Auch im Falle des Renaturierungsgesetzes mischt die Kommission bereits kräftig mit, obwohl eine starke Beteiligung in einer so frühen Phase des Gesetzgebungsverfahrens ungewöhnlich ist.

Neben Treffen mit den Abgeordneten des Europäischen Parlaments und dem Versand von Non-Papers an Abgeordnete und nationale Minister hat die Kommission auch damit gedroht, ihren lang erwarteten Vorschlag zur Genmanipulation nicht vorzulegen, wenn das Gesetz zur Wiederherstellung der Natur nicht verabschiedet wird.

Wissenschaft bezieht Stellung

Der Widerstand der EVP gegen das Renaturierungsgesetz ist von Wissenschaftlern kritisiert worden, die sich zu Tausenden für den Vorschlag aussprachen.

In einem offenen Brief, der von über 1.020 Wissenschaftlern aus mehr als 30 Ländern unterzeichnet wurde, heißt es, Renaturierungsmaßnahmen würden „wirtschaftliche Aktivitäten nicht ausschließen“, während wissenschaftliche Erkenntnisse darauf hindeuten würden, dass solche Maßnahmen die Ernährungssicherheit verbessern, und nicht gefährden, wie von Kritikern behauptet.

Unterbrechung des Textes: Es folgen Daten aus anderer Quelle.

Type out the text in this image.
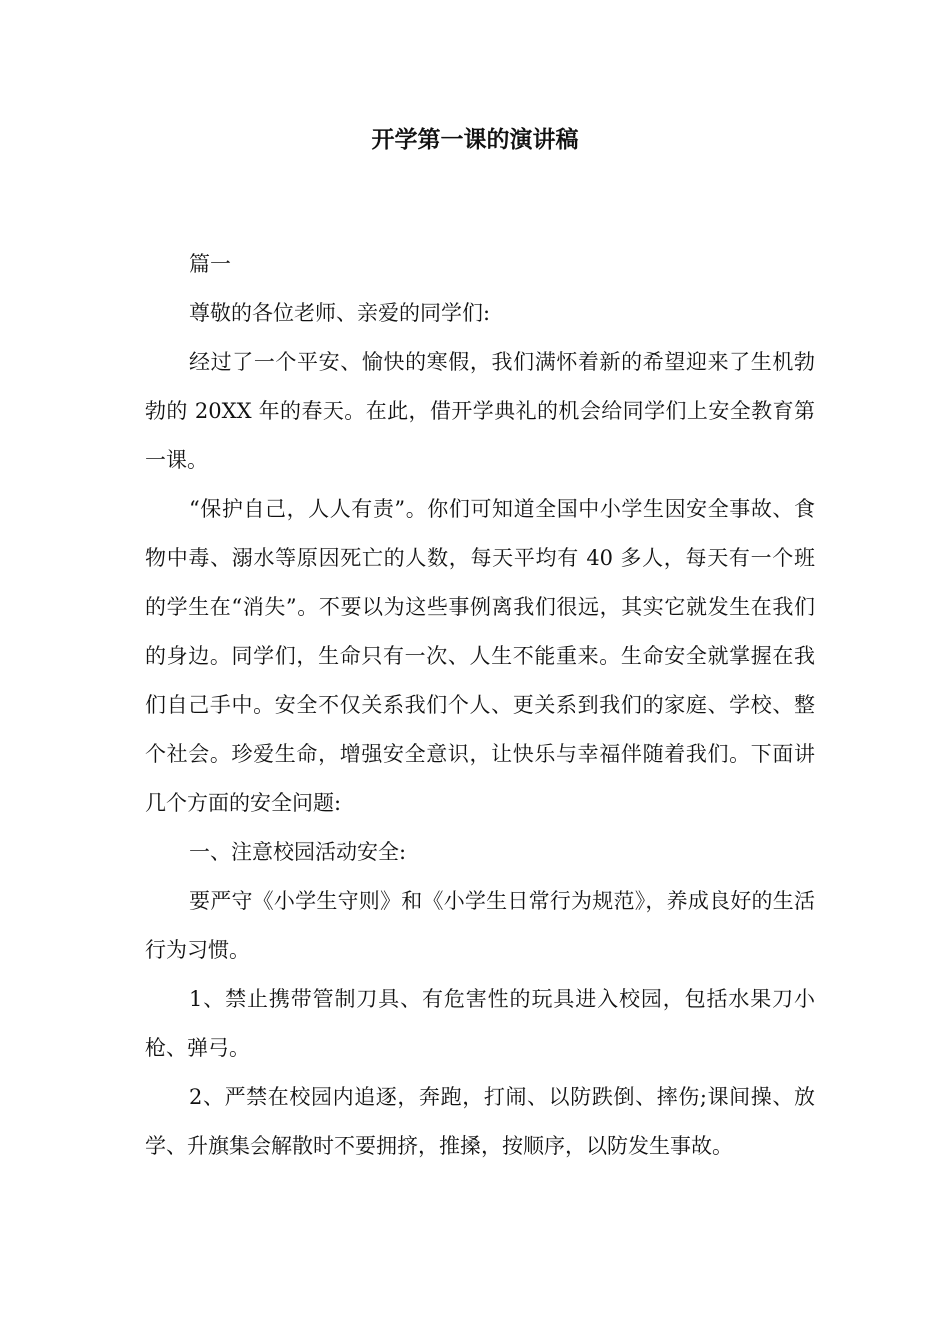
开学第一课的演讲稿

篇一

尊敬的各位老师、亲爱的同学们:

经过了一个平安、愉快的寒假，我们满怀着新的希望迎来了生机勃勃的 20XX 年的春天。在此，借开学典礼的机会给同学们上安全教育第一课。

“保护自己，人人有责”。你们可知道全国中小学生因安全事故、食物中毒、溺水等原因死亡的人数，每天平均有 40 多人，每天有一个班的学生在“消失”。不要以为这些事例离我们很远，其实它就发生在我们的身边。同学们，生命只有一次、人生不能重来。生命安全就掌握在我们自己手中。安全不仅关系我们个人、更关系到我们的家庭、学校、整个社会。珍爱生命，增强安全意识，让快乐与幸福伴随着我们。下面讲几个方面的安全问题:

一、注意校园活动安全:

要严守《小学生守则》和《小学生日常行为规范》，养成良好的生活行为习惯。

1、禁止携带管制刀具、有危害性的玩具进入校园，包括水果刀小枪、弹弓。

2、严禁在校园内追逐，奔跑，打闹、以防跌倒、摔伤;课间操、放学、升旗集会解散时不要拥挤，推搡，按顺序，以防发生事故。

Gleichzeitig unterzeichneten 3.339 Wissenschaftler einen weiteren offenen Brief, in dem sie ihre „tiefe Besorgnis“ über den „ungerechtfertigten Angriff auf das Gesetz, der weitgehend auf Fehlinformationen beruht“, zum Ausdruck bringen.

„Wir fordern die politischen Entscheidungsträger auf, das Gesetzgebungsverfahren fortzusetzen“, heißt es in dem Brief.

Ungewöhnliche Allianzen

Derweil hat die hitzige Debatte um das Gesetz einige unwahrscheinliche Allianzen hervorgebracht, wie zum Beispiel zwischen der Umweltschutzorganisation WWF und dem Lebensmittelkonzern Nestlé, die sich in einer gemeinsamen Pressekonferenz am Dienstag für den Gesetzesvorschlag aussprachen.

Nestlé sowie mehr als 100 andere Unternehmen, darunter Unilever und IKEA, forderten Anfang der Woche die „dringende Verabschiedung eines ehrgeizigen und rechtsverbindlichen EU-Gesetzes zur Wiederherstellung der Natur“ und warnten die Europaabgeordneten, „die Landwirte angesichts des beispiellosen Zusammenbruchs unserer Ökosysteme und des Klimawandels nicht zu verraten.“

Auch die Erneuerbaren-Industrie hat sich zu Wort gemeldet und der Behauptung der EVP widersprochen, Renaturierungsmaßnahmen stünden dem dringend benötigten Ausbau erneuerbarer Energien im Weg.